The best description I've heard of drunkenness is that it weakens inhibitions, so it *amplifies* a person's existing personality. If a person is happy, she becomes gleeful; if he is hostile, he becomes violent; if she is sad, she becomes despondent; if he is an anti-Semite, he becomes a ranting bigot. According to this model, alcohol would not turn Gibson into an anti-Semite; it would merely magnify his existing bigotry — bigotry that he would have kept under control but for the alcohol.

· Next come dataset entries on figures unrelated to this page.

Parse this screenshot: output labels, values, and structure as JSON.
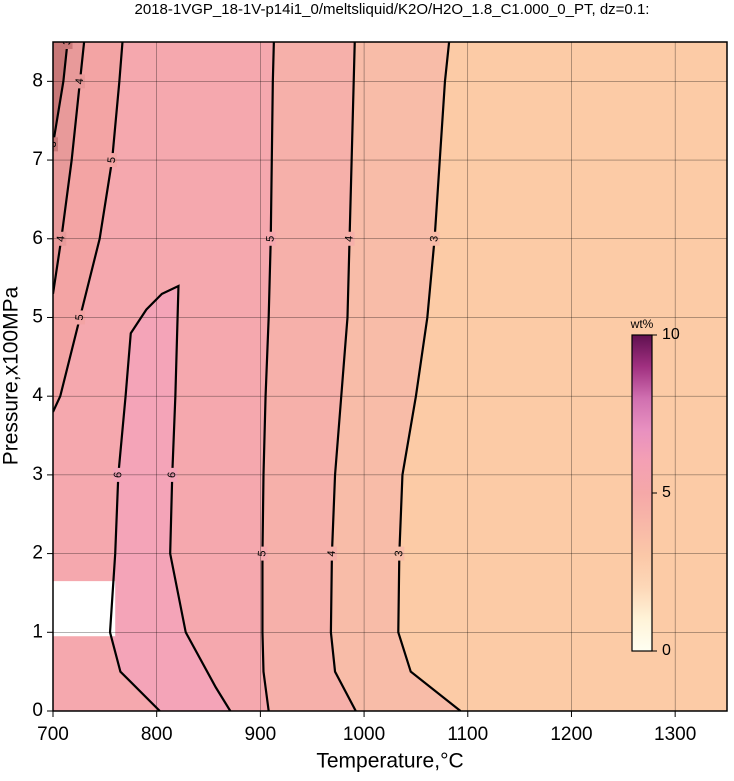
{
  "chart_data": {
    "type": "contour",
    "title": "2018-1VGP_18-1V-p14i1_0/meltsliquid/K2O/H2O_1.8_C1.000_0_PT, dz=0.1:",
    "x_label": "Temperature,°C",
    "y_label": "Pressure,x100MPa",
    "xlim": [
      700,
      1350
    ],
    "ylim": [
      0,
      8.5
    ],
    "xticks": [
      700,
      800,
      900,
      1000,
      1100,
      1200,
      1300
    ],
    "yticks": [
      0,
      1,
      2,
      3,
      4,
      5,
      6,
      7,
      8
    ],
    "grid": true,
    "background": "#fccba6",
    "contours": [
      {
        "level": 3,
        "fill": "#f8bca8",
        "y": [
          0,
          0.5,
          1,
          2,
          3,
          4,
          5,
          6,
          7,
          8,
          8.5
        ],
        "x": [
          1093,
          1045,
          1033,
          1034,
          1037,
          1050,
          1061,
          1068,
          1073,
          1078,
          1082
        ]
      },
      {
        "level": 4,
        "fill": "#f6b0aa",
        "y": [
          0,
          0.5,
          1,
          2,
          3,
          4,
          5,
          6,
          7,
          8,
          8.5
        ],
        "x": [
          992,
          972,
          968,
          969,
          972,
          978,
          984,
          986,
          988,
          990,
          991
        ]
      },
      {
        "level": 5,
        "fill": "#f5a8ae",
        "y": [
          0,
          0.5,
          1,
          2,
          3,
          4,
          5,
          6,
          7,
          8,
          8.5
        ],
        "x": [
          908,
          903,
          902,
          902,
          903,
          905,
          908,
          910,
          911,
          912,
          913
        ]
      },
      {
        "level": 6,
        "fill": "#f4a4b8",
        "y": [
          0,
          0.5,
          1,
          2,
          3,
          4,
          4.8,
          5.1,
          5.3,
          5.4,
          4,
          3,
          2,
          1,
          0.3,
          0
        ],
        "x": [
          803,
          765,
          755,
          760,
          763,
          770,
          775,
          790,
          805,
          821,
          818,
          815,
          813,
          828,
          857,
          871
        ]
      },
      {
        "level": 5,
        "fill": "#f3a4a4",
        "y": [
          3.8,
          4,
          5,
          6,
          7,
          8,
          8.5
        ],
        "x": [
          700,
          707,
          726,
          745,
          757,
          764,
          767
        ]
      },
      {
        "level": 4,
        "fill": "#e89a9a",
        "y": [
          5.3,
          6,
          7,
          8,
          8.5
        ],
        "x": [
          700,
          708,
          718,
          726,
          730
        ]
      },
      {
        "level": 3,
        "fill": "#c87878",
        "y": [
          7.2,
          8,
          8.5
        ],
        "x": [
          700,
          710,
          714
        ]
      }
    ],
    "colorbar": {
      "label": "wt%",
      "lim": [
        0,
        10
      ],
      "ticks": [
        0,
        5,
        10
      ],
      "colors": [
        "#fffff2",
        "#fff3d8",
        "#fdd8b8",
        "#fbc8a8",
        "#f8b8a8",
        "#f5a8a8",
        "#f4a0b4",
        "#e890c0",
        "#d070b0",
        "#a03080",
        "#601050"
      ]
    }
  }
}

I find it laughable that Mel thinks he can dupe people into believing he didn't mean what he said. Being drunk doesn't mean you're not responsible for your words- and while he did "take responsibility" by issuing an apology, he claims that he didn't mean any of it. That it was just the alcohol- but as many of us know, a drunk man's words are a sober man's thoughts.
In some ways I do pity him. It couldn't have been easy growing up to be a wise adult with a religious bigot like his father- but hopefully the public's outcry will help him see the error of his ways. Although, I hoped the same for Tom Cruise after everyone began hating him for his religious zealotry- but as we can all see, that had very little effect. *sigh*
The age old problem of Jew hatred is excellently chronicled in a book I recommend to all who are interested in its history. James Carroll's CONSTANTINE'S SWORD does a marvelous job of laying it all out.
It is for the most part a species of blaming the Outsider for one's own shortcomings, but in a man like Gibson–talented, lucky, fortunate in almost all the ways we rate such things–it makes little sense. Except perhaps if we take the drive he has exhibited in his career as a headlong pursuit of a pulpit from which to scream "the truth" at the world.
Only, largely the world doesn't much care for the message anymore. At least the part of the world he's trying to "save".